Now, the distance between the two peaks was fifteen feet, an easy enough distance for a fit man to jump. But Alvere was so confident of himself that he didn’t bother to run into his jump fast enough. He sauntered along, pirouetting daintily. To make matters worse, he tripped just before his jump and plunged head first into the perilous bog of Boland and Brendale.

He would have been sucked straight into the underworld if Nancy of Hullion hadn’t hastily muttered a charm that turned him into a pink flamingo. The bird rose squawking from the bog and, flapping its shining wings, flew away, far from Orkney.

Everybody had just about given up hope of Jael ever marrying, when a gypsy Prince arrived on Rousay. He said he was a Prince from Al-Andalus on the Iberian Peninsular and that his name was Kasim. On his arm was seated a magnificent golden eagle whose eyes glittered with an intensity resembling Jael’s. Kasim’s face was the colour of berries, his lips the purple of amethysts and his eyes the green of new emeralds. His mouth, when he smiled, shone with the brilliance of a Seville sky in spring.

Jael’s heart leapt when she saw him. She was about to ask him to perform one of her famous tasks, when he silenced her with a wave of his hand.

‘Princess,’ he said. ‘I have travelled far to find someone to marry. I’ve journeyed from Al-Andalus to the Orient, and from the Norselands to Orkney. The woman I shall marry must be able to hold this eagle painlessly on her wrist. None of the Princesses that I’ve come across so far have been able to do this. Will you try, Orcadian Princess?’
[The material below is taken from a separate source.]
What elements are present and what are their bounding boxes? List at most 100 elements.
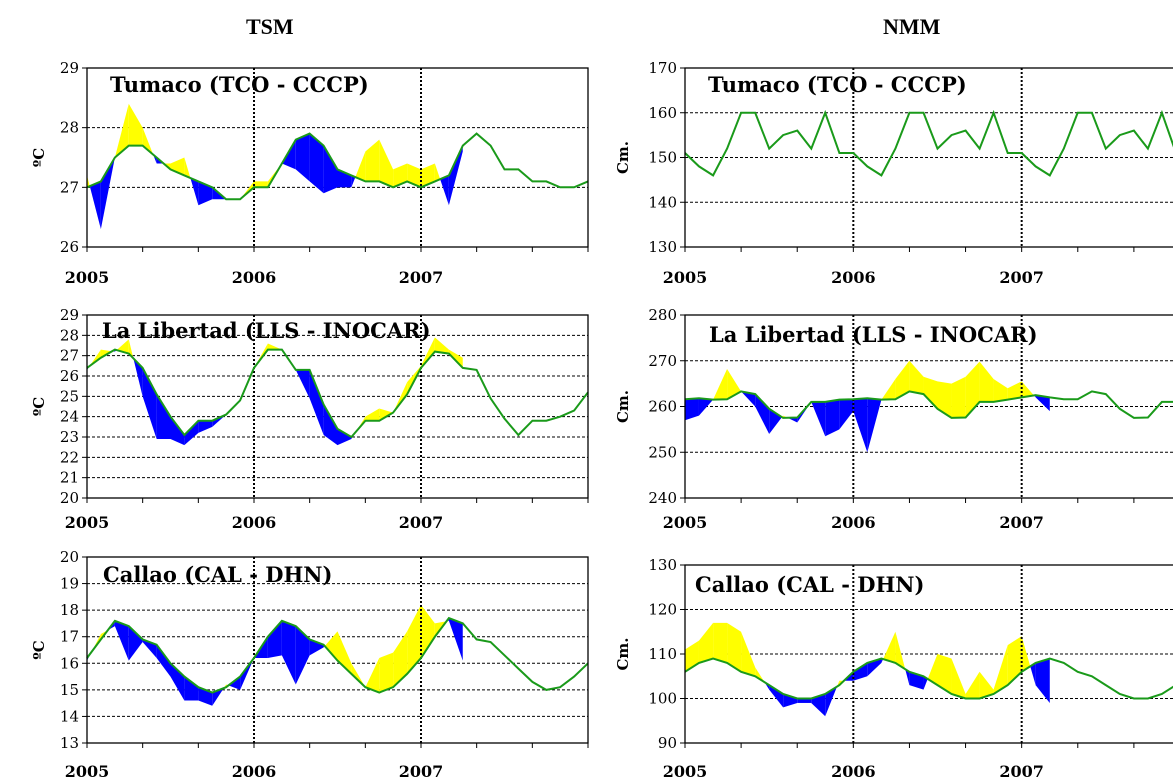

Jael held out her hand. The golden eagle swooped down from the Prince’s arm, landing on her wrist. It settled effortlessly, as if returning home at last. The bird’s sharp claws didn’t leave a single blemish on Jael’s skin.

Looking rather shy, Kasim asked, ‘Will you marry me?’

‘Yes,’ Jael replied. ‘But on one condition. You must never ask me to be other than what I am. I am a woman who walks by night and listens to the music of the stars. I will marry you, but you must remember that my heart beats to its own rhythm and sings its own songs. Do you understand?’

The Prince said that he did and, taking Jael gently by the hand, they began the journey back to Al-Andalus.

Of course, everybody in Orkney was jubilant. Elaborate preparations were quickly made for Magnus’s marriage to Jewel on Rousay. Musicians came over from Wyre for the wedding, and a priest from Eynhallow. The crofters and fishermen and Nancy and her black cat danced till late the next morning, when more whisky and tea were served, and Magnus carried Jewel off to bed. At last Orkney had a son and heir.

And they say that, on that afternoon, a golden eagle flew three times around the north-west tower of Trumland Castle before turning southwards and flying back to Al-Andalus.